Before you immediately say “yes” to a favor, ask yourself if this is something you will feel excited about doing. If the answer is “no,” don’t be afraid to say it. A simple “I’m sorry, I won’t be able to help you with that” is sufficient. If you know someone else who might be genuinely interested in helping, see if they’d like to take on the task.
4. Learn to Ask for Help
You can’t do all the things all the time. Sometimes, we take on too much and simply need a little help. Don’t be afraid to ask for it when you need it.
In your personal life, “help” might be as simple as asking your partner to make dinner so you have a few hours to take care of another task. In your professional life, “help” might mean asking your teammates to take a few tasks off your plate or to share the pain a little.
As hard as it can be to ask for help, doing so is worth it.
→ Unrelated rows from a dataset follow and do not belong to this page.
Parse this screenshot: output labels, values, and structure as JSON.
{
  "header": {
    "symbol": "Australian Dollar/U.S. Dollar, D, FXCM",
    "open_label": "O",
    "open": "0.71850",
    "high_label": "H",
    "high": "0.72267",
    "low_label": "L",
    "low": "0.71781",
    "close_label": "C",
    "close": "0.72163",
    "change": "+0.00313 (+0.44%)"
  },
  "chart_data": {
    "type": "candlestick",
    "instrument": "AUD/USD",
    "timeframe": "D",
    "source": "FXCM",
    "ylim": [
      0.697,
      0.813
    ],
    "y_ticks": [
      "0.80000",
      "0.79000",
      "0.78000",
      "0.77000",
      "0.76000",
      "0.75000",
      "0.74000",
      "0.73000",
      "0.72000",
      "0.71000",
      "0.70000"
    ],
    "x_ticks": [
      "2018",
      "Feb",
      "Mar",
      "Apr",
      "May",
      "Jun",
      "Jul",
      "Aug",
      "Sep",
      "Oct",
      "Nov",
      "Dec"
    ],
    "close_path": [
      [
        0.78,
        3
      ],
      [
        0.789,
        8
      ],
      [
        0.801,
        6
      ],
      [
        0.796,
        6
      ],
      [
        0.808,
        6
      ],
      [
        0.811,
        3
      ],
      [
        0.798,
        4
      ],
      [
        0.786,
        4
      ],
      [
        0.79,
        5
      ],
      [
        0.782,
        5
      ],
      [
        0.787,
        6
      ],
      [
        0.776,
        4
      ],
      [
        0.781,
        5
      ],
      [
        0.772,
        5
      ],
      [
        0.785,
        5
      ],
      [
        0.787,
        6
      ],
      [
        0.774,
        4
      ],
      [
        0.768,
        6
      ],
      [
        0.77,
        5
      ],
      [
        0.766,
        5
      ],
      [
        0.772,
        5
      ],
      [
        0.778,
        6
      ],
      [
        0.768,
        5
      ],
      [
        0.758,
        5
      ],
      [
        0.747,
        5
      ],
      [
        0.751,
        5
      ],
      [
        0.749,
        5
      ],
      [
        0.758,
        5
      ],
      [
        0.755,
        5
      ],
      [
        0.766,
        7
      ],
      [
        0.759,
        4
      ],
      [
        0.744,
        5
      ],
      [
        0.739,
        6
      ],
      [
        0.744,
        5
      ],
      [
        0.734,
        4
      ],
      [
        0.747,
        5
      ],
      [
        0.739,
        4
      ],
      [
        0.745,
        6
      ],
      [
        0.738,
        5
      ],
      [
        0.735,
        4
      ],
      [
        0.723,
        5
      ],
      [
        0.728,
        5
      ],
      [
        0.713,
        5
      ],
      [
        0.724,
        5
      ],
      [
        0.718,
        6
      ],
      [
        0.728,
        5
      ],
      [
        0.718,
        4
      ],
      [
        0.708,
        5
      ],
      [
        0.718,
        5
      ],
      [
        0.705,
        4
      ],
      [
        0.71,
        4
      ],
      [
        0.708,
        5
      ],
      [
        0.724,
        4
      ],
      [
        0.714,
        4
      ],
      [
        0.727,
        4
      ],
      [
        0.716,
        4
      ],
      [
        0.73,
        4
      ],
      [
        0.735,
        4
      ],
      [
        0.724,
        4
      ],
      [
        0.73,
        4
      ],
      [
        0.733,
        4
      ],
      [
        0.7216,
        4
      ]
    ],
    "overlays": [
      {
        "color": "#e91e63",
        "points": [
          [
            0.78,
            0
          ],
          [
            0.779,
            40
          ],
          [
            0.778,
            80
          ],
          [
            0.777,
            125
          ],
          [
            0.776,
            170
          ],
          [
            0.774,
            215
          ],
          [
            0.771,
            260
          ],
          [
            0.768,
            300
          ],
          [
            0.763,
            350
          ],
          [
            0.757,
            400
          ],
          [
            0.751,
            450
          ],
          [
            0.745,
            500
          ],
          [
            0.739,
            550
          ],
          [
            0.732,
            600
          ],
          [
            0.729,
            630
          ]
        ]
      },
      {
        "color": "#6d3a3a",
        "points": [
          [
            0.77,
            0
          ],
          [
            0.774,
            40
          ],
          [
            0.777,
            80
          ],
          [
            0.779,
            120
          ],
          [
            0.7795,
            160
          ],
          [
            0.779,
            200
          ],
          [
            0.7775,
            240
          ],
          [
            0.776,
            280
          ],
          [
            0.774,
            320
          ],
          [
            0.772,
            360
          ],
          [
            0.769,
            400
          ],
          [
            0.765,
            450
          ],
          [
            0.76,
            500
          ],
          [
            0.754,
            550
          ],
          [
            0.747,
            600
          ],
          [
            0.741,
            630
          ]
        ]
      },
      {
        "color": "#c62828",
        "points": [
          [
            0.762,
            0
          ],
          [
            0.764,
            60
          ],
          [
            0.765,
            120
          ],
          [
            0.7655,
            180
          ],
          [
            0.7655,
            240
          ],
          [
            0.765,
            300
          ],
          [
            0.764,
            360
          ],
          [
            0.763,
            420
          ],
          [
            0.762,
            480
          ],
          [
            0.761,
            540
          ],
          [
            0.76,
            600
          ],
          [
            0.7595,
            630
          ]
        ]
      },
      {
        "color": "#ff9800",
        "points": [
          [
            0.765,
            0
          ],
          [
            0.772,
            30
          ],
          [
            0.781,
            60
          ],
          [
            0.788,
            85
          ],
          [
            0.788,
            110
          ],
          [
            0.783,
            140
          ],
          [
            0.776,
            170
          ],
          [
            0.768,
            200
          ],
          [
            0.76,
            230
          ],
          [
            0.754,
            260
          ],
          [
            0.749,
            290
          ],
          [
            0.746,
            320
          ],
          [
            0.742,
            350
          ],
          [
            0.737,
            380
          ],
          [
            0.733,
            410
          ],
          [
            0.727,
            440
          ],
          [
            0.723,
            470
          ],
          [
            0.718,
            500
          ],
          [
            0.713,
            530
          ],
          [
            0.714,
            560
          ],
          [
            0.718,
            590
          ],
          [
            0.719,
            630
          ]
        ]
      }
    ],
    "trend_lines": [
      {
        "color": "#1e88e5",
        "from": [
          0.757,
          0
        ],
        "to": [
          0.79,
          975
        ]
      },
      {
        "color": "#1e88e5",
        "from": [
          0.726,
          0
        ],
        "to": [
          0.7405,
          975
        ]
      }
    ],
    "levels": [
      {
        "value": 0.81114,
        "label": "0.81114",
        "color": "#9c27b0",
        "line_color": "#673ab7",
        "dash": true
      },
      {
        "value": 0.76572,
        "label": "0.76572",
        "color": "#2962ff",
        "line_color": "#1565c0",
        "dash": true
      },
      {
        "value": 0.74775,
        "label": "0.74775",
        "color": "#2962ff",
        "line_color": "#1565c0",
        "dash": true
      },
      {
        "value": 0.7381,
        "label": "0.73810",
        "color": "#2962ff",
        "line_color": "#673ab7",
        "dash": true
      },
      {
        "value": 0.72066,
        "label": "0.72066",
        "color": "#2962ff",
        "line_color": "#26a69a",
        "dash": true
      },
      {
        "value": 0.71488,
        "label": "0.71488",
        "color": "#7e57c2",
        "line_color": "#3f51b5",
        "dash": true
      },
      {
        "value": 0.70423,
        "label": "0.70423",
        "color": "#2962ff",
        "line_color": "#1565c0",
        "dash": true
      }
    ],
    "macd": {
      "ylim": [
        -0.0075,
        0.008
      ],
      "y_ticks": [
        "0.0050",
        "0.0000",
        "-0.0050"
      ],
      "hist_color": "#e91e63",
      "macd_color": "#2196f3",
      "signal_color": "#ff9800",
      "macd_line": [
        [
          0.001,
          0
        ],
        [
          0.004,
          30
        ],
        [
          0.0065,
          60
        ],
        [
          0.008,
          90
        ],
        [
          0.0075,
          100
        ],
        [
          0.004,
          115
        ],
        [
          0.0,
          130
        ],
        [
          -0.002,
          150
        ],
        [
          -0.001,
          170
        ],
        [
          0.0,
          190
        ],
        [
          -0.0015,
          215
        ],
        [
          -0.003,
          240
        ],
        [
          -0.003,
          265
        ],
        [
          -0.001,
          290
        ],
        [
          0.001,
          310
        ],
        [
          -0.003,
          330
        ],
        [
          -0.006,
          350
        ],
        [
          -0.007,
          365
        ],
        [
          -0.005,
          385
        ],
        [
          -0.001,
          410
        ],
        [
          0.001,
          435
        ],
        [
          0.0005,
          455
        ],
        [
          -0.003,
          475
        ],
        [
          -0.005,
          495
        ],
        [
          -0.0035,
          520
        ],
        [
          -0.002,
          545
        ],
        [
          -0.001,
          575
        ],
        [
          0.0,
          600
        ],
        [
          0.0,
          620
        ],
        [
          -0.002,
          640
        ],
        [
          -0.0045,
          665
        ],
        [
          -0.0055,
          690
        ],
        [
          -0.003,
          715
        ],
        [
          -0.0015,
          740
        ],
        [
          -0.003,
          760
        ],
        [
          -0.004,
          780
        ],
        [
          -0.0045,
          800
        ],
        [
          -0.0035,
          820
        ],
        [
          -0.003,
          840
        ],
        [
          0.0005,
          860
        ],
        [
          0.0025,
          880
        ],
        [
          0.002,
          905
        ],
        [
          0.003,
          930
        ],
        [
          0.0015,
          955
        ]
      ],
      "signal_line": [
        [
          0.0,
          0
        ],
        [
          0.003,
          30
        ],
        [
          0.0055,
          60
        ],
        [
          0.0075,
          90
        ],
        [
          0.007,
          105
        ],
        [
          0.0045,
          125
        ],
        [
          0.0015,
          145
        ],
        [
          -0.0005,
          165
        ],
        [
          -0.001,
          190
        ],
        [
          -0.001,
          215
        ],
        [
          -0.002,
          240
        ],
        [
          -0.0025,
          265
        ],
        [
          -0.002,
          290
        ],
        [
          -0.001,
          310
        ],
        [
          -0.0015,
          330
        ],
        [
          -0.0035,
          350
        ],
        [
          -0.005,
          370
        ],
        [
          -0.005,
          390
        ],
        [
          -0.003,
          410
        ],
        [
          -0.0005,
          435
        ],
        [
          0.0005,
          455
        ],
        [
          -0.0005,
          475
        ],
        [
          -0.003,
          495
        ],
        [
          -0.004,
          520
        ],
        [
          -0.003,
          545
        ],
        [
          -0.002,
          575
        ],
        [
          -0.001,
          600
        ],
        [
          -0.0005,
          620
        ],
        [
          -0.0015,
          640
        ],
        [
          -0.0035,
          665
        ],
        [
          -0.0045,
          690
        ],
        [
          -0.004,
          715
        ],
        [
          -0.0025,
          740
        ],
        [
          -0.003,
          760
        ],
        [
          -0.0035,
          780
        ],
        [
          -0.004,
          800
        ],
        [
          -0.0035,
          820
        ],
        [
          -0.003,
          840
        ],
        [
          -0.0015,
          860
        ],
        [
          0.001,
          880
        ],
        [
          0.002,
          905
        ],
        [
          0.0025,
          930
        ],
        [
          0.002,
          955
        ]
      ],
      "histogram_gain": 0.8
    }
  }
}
Most people will be eager to alleviate some pain, and they might even learn that they really enjoy the chore they helped you with, leading to a more long-term shift in task distribution.
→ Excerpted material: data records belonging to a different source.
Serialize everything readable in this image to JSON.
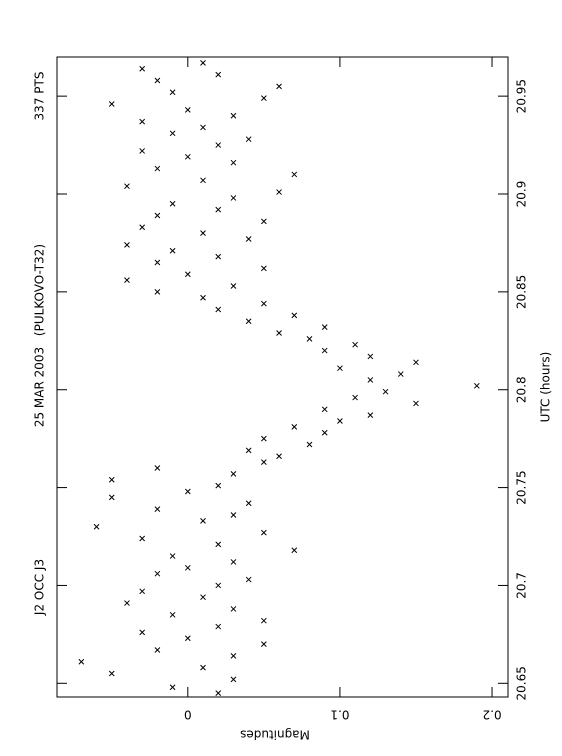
{
  "chart_data": {
    "type": "scatter",
    "title": "J2 OCC J3",
    "date": "25 MAR 2003",
    "observatory": "(PULKOVO-T32)",
    "points_label": "337 PTS",
    "x_label": "UTC (hours)",
    "y_label": "Magnitudes",
    "xlim": [
      20.643,
      20.97
    ],
    "xticks": [
      20.65,
      20.7,
      20.75,
      20.8,
      20.85,
      20.9,
      20.95
    ],
    "ylim": [
      -0.086,
      0.2105
    ],
    "yticks": [
      0,
      0.1,
      0.2
    ],
    "x": [
      20.645,
      20.648,
      20.652,
      20.655,
      20.658,
      20.661,
      20.664,
      20.667,
      20.67,
      20.673,
      20.676,
      20.679,
      20.682,
      20.685,
      20.688,
      20.691,
      20.694,
      20.697,
      20.7,
      20.703,
      20.706,
      20.709,
      20.712,
      20.715,
      20.718,
      20.721,
      20.724,
      20.727,
      20.73,
      20.733,
      20.736,
      20.739,
      20.742,
      20.745,
      20.748,
      20.751,
      20.754,
      20.757,
      20.76,
      20.763,
      20.766,
      20.769,
      20.772,
      20.775,
      20.778,
      20.781,
      20.784,
      20.787,
      20.79,
      20.793,
      20.796,
      20.799,
      20.802,
      20.805,
      20.808,
      20.811,
      20.814,
      20.817,
      20.82,
      20.823,
      20.826,
      20.829,
      20.832,
      20.835,
      20.838,
      20.841,
      20.844,
      20.847,
      20.85,
      20.853,
      20.856,
      20.859,
      20.862,
      20.865,
      20.868,
      20.871,
      20.874,
      20.877,
      20.88,
      20.883,
      20.886,
      20.889,
      20.892,
      20.895,
      20.898,
      20.901,
      20.904,
      20.907,
      20.91,
      20.913,
      20.916,
      20.919,
      20.922,
      20.925,
      20.928,
      20.931,
      20.934,
      20.937,
      20.94,
      20.943,
      20.946,
      20.949,
      20.952,
      20.955,
      20.958,
      20.961,
      20.964,
      20.967
    ],
    "series": [
      {
        "color": "#000000",
        "values": [
          0.02,
          -0.01,
          0.03,
          -0.05,
          0.01,
          -0.07,
          0.03,
          -0.02,
          0.05,
          0.0,
          -0.03,
          0.02,
          0.05,
          -0.01,
          0.03,
          -0.04,
          0.01,
          -0.03,
          0.02,
          0.04,
          -0.02,
          0.0,
          0.03,
          -0.01,
          0.07,
          0.02,
          -0.03,
          0.05,
          -0.06,
          0.01,
          0.03,
          -0.02,
          0.04,
          -0.05,
          0.0,
          0.02,
          -0.05,
          0.03,
          -0.02,
          0.05,
          0.06,
          0.04,
          0.08,
          0.05,
          0.09,
          0.07,
          0.1,
          0.12,
          0.09,
          0.15,
          0.11,
          0.13,
          0.19,
          0.12,
          0.14,
          0.1,
          0.15,
          0.12,
          0.09,
          0.11,
          0.08,
          0.06,
          0.09,
          0.04,
          0.07,
          0.02,
          0.05,
          0.01,
          -0.02,
          0.03,
          -0.04,
          0.0,
          0.05,
          -0.02,
          0.02,
          -0.01,
          -0.04,
          0.04,
          0.01,
          -0.03,
          0.05,
          -0.02,
          0.02,
          -0.01,
          0.03,
          0.06,
          -0.04,
          0.01,
          0.07,
          -0.02,
          0.03,
          0.0,
          -0.03,
          0.02,
          0.04,
          -0.01,
          0.01,
          -0.03,
          0.03,
          0.0,
          -0.05,
          0.05,
          -0.01,
          0.06,
          -0.02,
          0.02,
          -0.03,
          0.01
        ]
      }
    ]
  }
}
5. Keep a Gratitude Journal
You might recall from the first post in this series that a few of my telltale signs of burnout are feelings of irritability and entrapment. I’ve found that routinely taking time to reflect on what is going well in my life — who and what I’m grateful for — does wonders for keeping my mindset positive.
I don’t have a fancy or trendy practice for this. I simply have a notes document called “Wins & Gratitude” that I try to add to at least once each week.
The “wins” section of the document contains a list of accomplishments I am proud of. Sometimes they are anecdotes that I write out. Sometimes they are screenshots or photos of kind works I was sent from a friend or coworker.
The “gratitude” section of the document contains a list of people, places, memories, and things I am grateful for: A fresh cup of espresso, being fortunate enough to travel to places that inspire me, that my partner helps me maintain my motorcycles, etc. The items may be minuscule or monumental.
This practice might sound a little silly, but I encourage you to give it a try. It takes such minimal effort and truly does help reframe your perspective to be more positive.
Continue to Be Proactive
It can be easy to let these practices slide and find yourself all the way back in a state of burnout, seeking recovery. Don’t beat yourself up if you take a step backward. However, I encourage you to try your best to be proactive about addressing any imbalances in your life with the above methods. They will help you recalibrate along the way and avoid entering a state of full-on burnout.